Its top picks for 2024 include SBI, Hero Moto, Spandana Sphoorty, L&T, Dalmia Bharat, Tata Consumer, Syrma, Coal India, Prestige, Zomato, LTTS, Oil India, Sun Pharma, Kajaria

Domestic cyclicals will do well

According to Axis Mutual Fund, investors can expect the strong performance of domestic cyclicals to continue for the remainder of FY24, driven by better-than-expected margin improvement in automobiles and stable NIMs for banks. Consumption-based sectors would remain under pressure given the lacklustre rural recovery.

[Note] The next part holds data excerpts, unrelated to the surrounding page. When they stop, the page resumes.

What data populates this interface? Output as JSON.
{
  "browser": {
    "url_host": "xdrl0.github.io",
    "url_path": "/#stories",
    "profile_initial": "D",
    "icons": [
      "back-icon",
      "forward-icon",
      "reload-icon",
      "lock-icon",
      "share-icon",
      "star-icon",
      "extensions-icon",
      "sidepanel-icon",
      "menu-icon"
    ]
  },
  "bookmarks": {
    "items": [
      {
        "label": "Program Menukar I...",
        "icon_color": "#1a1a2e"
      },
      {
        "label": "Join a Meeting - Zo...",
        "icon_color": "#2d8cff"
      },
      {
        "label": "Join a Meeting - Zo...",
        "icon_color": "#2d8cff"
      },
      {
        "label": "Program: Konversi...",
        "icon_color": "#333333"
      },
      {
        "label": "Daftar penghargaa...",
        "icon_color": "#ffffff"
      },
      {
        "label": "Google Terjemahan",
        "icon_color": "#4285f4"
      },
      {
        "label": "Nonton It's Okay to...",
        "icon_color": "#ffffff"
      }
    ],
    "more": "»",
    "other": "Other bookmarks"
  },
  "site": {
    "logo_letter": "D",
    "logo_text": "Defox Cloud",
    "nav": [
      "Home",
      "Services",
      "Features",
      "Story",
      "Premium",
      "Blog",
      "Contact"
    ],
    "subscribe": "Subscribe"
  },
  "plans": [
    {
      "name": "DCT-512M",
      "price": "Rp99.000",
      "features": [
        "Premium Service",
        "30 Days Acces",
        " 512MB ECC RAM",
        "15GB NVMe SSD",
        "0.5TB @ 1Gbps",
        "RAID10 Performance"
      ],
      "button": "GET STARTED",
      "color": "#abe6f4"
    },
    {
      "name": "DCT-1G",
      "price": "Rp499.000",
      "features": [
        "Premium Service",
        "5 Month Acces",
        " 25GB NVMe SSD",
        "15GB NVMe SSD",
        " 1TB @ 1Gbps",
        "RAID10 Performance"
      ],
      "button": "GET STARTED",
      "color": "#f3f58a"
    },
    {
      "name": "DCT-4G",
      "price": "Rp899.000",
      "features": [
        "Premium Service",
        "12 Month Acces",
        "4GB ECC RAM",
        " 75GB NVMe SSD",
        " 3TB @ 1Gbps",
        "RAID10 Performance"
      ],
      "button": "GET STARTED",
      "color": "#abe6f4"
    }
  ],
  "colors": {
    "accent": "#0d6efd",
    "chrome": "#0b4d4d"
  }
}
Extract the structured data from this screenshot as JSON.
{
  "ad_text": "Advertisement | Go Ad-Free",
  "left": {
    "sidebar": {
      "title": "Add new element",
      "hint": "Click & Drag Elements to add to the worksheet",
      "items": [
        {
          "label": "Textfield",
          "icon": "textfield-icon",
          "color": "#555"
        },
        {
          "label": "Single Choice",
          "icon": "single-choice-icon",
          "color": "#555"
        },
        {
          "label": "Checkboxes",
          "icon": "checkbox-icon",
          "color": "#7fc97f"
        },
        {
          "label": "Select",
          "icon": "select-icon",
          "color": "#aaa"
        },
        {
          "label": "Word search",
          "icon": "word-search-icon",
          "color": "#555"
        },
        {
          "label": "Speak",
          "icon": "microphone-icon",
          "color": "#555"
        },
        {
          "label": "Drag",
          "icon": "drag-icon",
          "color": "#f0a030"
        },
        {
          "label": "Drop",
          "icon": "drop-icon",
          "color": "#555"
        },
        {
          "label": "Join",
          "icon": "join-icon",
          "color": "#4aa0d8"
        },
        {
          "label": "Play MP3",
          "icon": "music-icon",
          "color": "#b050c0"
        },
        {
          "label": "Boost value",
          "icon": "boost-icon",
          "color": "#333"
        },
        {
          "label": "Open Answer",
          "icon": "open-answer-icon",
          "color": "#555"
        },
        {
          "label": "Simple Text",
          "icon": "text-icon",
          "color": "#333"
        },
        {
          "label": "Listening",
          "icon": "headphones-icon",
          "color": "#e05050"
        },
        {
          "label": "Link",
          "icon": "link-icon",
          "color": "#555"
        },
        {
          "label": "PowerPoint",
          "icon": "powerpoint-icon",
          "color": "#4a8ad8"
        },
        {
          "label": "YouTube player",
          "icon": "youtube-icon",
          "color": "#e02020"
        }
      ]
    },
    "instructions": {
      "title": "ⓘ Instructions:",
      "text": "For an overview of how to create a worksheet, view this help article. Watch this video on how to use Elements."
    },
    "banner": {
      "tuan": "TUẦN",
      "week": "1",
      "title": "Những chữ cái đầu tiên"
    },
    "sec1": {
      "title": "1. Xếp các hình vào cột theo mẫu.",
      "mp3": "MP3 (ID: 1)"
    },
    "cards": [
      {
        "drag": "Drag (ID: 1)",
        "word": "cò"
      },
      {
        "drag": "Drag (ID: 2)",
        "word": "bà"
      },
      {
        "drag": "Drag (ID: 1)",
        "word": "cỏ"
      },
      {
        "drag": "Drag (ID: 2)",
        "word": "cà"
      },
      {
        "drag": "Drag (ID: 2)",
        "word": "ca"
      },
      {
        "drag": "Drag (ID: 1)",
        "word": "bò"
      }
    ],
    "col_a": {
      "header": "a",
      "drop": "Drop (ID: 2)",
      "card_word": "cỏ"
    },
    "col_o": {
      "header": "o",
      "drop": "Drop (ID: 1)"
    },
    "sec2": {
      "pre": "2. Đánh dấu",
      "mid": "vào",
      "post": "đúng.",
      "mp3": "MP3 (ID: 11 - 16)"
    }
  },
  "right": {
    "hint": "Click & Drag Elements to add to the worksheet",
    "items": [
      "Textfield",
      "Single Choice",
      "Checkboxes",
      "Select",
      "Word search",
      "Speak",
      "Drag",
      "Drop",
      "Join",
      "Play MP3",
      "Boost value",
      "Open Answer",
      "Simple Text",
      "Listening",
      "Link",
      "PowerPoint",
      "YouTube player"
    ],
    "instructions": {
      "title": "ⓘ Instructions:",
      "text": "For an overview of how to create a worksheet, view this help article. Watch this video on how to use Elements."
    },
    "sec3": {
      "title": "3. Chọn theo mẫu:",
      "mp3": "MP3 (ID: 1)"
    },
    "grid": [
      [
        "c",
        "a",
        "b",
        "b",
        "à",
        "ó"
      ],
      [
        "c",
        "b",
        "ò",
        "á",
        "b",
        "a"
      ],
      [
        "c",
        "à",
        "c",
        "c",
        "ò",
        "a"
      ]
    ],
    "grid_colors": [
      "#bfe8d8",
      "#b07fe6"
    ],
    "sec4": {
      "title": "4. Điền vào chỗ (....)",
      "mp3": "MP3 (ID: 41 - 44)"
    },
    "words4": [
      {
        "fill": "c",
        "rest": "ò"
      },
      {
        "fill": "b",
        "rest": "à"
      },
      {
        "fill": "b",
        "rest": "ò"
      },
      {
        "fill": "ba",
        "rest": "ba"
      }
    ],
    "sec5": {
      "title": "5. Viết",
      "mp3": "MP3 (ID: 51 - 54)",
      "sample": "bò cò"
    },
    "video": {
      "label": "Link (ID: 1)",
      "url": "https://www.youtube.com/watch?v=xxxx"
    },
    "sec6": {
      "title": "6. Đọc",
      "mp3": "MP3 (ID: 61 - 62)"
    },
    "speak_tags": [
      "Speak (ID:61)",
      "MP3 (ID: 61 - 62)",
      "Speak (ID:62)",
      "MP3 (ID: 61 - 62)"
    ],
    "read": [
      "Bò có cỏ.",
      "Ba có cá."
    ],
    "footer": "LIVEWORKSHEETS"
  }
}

JM Financial Asset Management is bullish on banking, real estate, automotive, electricity and PSUs. It believes flexicap funds for long-term investors and SIPs in mid-cap funds will continue to perform well.

Satish Menon, Executive Director, Geojit Financial Services is keen on capital goods, infrastructure, cement, and renewables sectors, driven by the manufacturing story in India. For the long term, Menon is bullish on export-centric sectors such as pharma and chemicals.

The key takeaway is the importance of a meticulous and selective approach, identifying high-quality stocks with long-term growth potential available at a significant discount to intrinsic values.

FII inflows are poised to overshadow DII inflows in 2024, with expectations ranging from $40 to $50 billion. "The transformation away from China and Fed rate cuts are pivotal factors driving these inflows. Power, banking, technology, future mobility, and infrastructure emerge as the top sectors for investors in 2024," said Dr Vikas Gupta, CEO and Chief Investment Strategist, OmniScience Capital

For 2024, Gupta recommends a flexicap portfolio allocation to banking, technology, power, railways, and future mobility. "Hedging with a global portfolio of US and global technology stocks offers resilience against election outcomes. Direct investments in thematic portfolios, focusing on power, railways, technology, EV, and others, provide added diversification and potential rewards," noted Gupta.